Теперь он был самым великим, самым хорошим, но далеко не самым молодым. А может быть, они осыпают его всеми этими почестями, чтобы избавиться от него? На сотню любезностей – одно-единственное серьезное предложение. Производитель джина, фабрикант по имени Феликс Бут, изъявил готовность купить для обследования северо-западного пути судно и оснастить его всем необходимым, если сэр Джон не откажет в любезности упомянуть об этой его искренней поддержке в своем следующем отчете.

Наконец-то поступило распоряжение с самого верху! Сэр Джон печально опустил письмо: ему предписывалось взять на себя командование военным кораблем и отправиться в Восточную Азию с тем, чтобы припугнуть там как следует распустившихся китайцев, забывших, видно, о почтении к британской короне. Если угрозы не помогут, подумал Джон, придется переходить от слов к действиям. Он вежливо попросил снять с него это поручение. На роль боевого командира он, дескать, не вполне годится. К тому же он собирается как раз жениться.

Друзья говорили: «Теперь его карьере пришел конец! Кто выступает против войны, тот ничего не получит. Очень неразумно с его стороны! Неужели не нашлось никого, кто мог бы дать ему дельный совет?» Один только Ричардсон пожал ему крепко руку и сказал:

– Может быть, оно и к лучшему. Британская корона будет вас теперь больше уважать.

Сэр Джон прогуливался вместе со своей супругой, именуемой теперь леди Джейн, по земляному валу, тянувшемуся вдоль моря в предместьях Инголдмеллса. Нет, он не любил ее так, как любил когда-то Элеонор. Но она нравилась ему. Она была человеком честным, с ясной головой, надежным компаньоном и к тому же могла заменить мать для малышки Эллы. Больше она ничего ему дать не могла, но и этого было немало. Они откровенно говорили об этом.

– Мы оба любопытны, – рассуждала леди Джейн, – и нам действуют на нервы, как правило, одни и те же люди. Правда, любовью это, пожалуй, не назовешь…

– Но может быть, это даже лучше, чем любовь, – закончил за нее сэр Джон.
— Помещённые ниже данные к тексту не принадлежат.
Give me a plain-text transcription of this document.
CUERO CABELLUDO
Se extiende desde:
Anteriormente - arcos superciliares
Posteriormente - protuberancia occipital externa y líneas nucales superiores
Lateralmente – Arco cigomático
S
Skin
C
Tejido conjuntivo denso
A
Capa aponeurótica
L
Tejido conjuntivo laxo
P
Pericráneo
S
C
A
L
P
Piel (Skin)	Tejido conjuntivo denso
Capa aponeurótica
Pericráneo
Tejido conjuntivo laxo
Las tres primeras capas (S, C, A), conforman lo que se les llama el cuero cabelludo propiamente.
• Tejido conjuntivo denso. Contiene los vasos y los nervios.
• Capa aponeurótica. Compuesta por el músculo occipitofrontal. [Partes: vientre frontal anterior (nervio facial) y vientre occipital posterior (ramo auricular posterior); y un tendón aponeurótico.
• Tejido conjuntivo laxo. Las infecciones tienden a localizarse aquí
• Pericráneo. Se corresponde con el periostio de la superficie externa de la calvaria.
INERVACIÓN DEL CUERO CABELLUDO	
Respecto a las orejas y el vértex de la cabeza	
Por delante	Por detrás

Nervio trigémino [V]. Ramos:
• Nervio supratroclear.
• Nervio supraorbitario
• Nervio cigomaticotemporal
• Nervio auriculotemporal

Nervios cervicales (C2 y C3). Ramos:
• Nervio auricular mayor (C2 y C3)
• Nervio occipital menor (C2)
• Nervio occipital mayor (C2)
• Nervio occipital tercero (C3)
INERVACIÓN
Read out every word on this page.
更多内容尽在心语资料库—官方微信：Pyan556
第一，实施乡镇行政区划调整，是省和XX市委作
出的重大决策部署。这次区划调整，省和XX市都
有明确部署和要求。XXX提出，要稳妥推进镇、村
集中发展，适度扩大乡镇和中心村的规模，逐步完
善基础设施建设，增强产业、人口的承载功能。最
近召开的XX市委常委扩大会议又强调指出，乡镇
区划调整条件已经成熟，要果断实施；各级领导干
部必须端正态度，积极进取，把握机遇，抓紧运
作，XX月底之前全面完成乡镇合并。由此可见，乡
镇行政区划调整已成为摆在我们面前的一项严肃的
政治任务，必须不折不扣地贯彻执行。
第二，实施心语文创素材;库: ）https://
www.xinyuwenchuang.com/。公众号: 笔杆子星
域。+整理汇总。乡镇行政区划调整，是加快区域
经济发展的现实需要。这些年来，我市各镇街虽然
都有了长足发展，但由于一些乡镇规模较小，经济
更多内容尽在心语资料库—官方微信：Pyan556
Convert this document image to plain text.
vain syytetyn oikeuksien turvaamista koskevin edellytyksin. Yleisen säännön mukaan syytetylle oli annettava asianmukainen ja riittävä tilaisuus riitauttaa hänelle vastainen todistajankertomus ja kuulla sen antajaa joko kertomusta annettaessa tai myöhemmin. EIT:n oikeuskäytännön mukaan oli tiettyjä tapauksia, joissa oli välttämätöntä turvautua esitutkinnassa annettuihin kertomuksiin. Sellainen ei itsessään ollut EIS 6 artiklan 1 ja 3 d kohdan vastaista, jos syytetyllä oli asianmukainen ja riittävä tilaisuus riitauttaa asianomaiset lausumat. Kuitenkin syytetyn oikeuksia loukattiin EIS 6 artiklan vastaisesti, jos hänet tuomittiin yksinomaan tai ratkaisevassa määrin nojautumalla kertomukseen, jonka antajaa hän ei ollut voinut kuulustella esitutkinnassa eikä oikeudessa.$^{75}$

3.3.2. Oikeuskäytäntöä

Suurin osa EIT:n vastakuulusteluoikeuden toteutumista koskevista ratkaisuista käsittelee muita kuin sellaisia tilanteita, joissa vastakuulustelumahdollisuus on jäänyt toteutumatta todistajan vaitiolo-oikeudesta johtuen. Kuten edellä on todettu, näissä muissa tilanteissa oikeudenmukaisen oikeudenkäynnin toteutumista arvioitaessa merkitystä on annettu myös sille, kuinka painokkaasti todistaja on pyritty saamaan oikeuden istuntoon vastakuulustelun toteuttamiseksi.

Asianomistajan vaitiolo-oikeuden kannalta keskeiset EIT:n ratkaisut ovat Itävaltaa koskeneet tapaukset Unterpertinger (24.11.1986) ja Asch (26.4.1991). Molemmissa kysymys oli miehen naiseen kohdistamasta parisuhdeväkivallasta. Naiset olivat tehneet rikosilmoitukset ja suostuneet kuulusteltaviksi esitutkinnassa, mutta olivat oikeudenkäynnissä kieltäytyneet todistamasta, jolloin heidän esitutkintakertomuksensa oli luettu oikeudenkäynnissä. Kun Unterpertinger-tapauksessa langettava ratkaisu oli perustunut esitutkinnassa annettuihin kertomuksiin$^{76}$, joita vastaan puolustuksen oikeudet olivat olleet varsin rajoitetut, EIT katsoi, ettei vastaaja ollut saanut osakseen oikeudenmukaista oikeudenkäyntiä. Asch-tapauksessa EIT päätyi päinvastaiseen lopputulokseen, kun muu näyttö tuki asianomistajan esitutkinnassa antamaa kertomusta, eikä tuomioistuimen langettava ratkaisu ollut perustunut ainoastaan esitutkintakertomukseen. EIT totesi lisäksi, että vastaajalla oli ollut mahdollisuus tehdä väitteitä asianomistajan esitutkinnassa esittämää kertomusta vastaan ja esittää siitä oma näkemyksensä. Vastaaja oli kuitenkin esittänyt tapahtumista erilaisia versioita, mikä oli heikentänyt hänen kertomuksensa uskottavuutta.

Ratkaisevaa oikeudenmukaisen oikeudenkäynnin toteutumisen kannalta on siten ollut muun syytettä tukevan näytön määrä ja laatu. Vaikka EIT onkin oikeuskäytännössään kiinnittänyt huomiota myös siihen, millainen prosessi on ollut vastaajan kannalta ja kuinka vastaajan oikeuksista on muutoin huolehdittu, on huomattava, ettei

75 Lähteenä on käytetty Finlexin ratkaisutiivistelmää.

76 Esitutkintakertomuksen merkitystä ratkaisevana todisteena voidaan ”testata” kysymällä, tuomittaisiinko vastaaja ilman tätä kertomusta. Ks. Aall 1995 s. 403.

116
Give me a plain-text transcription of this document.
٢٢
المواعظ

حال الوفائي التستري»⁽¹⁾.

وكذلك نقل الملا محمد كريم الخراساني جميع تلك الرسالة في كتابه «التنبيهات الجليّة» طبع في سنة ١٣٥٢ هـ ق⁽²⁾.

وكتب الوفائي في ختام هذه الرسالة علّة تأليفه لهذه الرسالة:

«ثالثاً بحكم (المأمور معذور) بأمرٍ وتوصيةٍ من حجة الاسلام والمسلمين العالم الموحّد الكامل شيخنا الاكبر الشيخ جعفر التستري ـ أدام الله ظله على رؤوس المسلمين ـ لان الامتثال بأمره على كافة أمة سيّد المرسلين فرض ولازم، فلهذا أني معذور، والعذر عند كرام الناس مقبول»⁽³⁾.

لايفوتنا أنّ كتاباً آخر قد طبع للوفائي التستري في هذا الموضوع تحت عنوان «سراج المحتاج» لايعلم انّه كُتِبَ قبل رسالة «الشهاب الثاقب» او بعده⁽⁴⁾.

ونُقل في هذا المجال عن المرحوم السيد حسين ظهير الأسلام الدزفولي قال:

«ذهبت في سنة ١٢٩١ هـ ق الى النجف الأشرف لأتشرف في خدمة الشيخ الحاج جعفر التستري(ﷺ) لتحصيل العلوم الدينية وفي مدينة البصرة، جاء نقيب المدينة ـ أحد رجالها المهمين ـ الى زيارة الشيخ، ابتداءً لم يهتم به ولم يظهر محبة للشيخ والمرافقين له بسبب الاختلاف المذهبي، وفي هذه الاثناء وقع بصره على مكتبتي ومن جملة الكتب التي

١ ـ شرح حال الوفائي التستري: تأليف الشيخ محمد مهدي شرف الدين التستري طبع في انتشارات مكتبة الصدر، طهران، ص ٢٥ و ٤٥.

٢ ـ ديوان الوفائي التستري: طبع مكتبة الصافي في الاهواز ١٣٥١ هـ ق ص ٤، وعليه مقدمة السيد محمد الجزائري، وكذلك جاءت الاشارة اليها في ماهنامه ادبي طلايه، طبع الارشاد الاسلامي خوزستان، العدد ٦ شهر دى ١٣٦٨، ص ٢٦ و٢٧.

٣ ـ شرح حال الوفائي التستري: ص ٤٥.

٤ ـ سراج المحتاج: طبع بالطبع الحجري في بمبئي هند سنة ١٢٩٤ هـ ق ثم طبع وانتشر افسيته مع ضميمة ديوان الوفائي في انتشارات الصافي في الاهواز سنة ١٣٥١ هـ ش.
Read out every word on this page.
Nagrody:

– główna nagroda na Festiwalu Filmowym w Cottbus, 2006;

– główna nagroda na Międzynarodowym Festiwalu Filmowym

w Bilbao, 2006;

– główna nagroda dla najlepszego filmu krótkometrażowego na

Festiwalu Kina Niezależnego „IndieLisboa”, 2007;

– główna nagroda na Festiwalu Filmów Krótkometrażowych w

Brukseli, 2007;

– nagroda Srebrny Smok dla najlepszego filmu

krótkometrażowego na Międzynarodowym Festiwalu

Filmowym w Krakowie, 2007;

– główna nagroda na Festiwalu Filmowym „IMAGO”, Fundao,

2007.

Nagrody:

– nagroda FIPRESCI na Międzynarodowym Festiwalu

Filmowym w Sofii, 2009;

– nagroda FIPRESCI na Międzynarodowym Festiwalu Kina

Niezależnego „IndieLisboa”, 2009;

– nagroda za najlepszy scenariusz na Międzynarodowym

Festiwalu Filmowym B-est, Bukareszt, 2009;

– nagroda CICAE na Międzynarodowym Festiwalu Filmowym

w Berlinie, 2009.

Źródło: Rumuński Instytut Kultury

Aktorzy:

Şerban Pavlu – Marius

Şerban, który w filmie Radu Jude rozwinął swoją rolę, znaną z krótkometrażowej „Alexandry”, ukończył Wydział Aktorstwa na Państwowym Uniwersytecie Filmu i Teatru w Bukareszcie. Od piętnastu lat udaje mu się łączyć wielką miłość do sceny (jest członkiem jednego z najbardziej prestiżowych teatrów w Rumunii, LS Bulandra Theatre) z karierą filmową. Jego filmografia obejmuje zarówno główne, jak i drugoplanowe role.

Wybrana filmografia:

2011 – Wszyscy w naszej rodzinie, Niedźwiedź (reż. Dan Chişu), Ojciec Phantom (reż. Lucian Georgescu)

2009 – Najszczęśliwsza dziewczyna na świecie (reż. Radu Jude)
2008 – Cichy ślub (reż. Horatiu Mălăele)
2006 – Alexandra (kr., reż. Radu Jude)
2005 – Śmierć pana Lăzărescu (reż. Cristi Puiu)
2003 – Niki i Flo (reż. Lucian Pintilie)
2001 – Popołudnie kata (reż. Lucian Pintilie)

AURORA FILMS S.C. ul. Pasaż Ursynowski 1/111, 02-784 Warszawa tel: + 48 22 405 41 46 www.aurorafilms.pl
Они гуляли по молу, смотрели на воду слева, на пустоши справа и обсуждали, как им жить дальше. Жизнь продолжала стремительно нестись вперед. Круг знакомых был необычайно обширен, и это накладывало больше обязательств, чем приносило радость. Состояние было приличным, но его не хватало на то, чтобы справить без чужой поддержки арктическую экспедицию.

Сэр Джон пыхтел. Ему было полезно ходить пешком.

– Если вы не будете следить за собой, – сказал как-то раз ему Ричардсон, – тогда в вашей жизни появятся кроме меня другие врачи. Не ешьте так много!

Джон возразил:

– Я никогда не буду больше голодать!

Но все же он пообещал обдумать совет, данный ему доктором.

Десять лет! Они пролетели так стремительно, словно он проехал их в быстрой карете. Ему уже перевалило за сорок. Планов и надежд у него было на долгую жизнь, но проклятая тучность перетягивала чашу весов совсем в другую сторону.

– Тебе нужно делать какие-нибудь упражнения! – высказалась по этому поводу леди Джейн.

– Хорошо, – сказал он. – Я пойду к мистеру Буту и приму его предложение. Это единственное упражнение, которое мне поможет. Только я поставлю одно условие: чтобы он не требовал назвать Северо – Западный проход «Джин Лейн».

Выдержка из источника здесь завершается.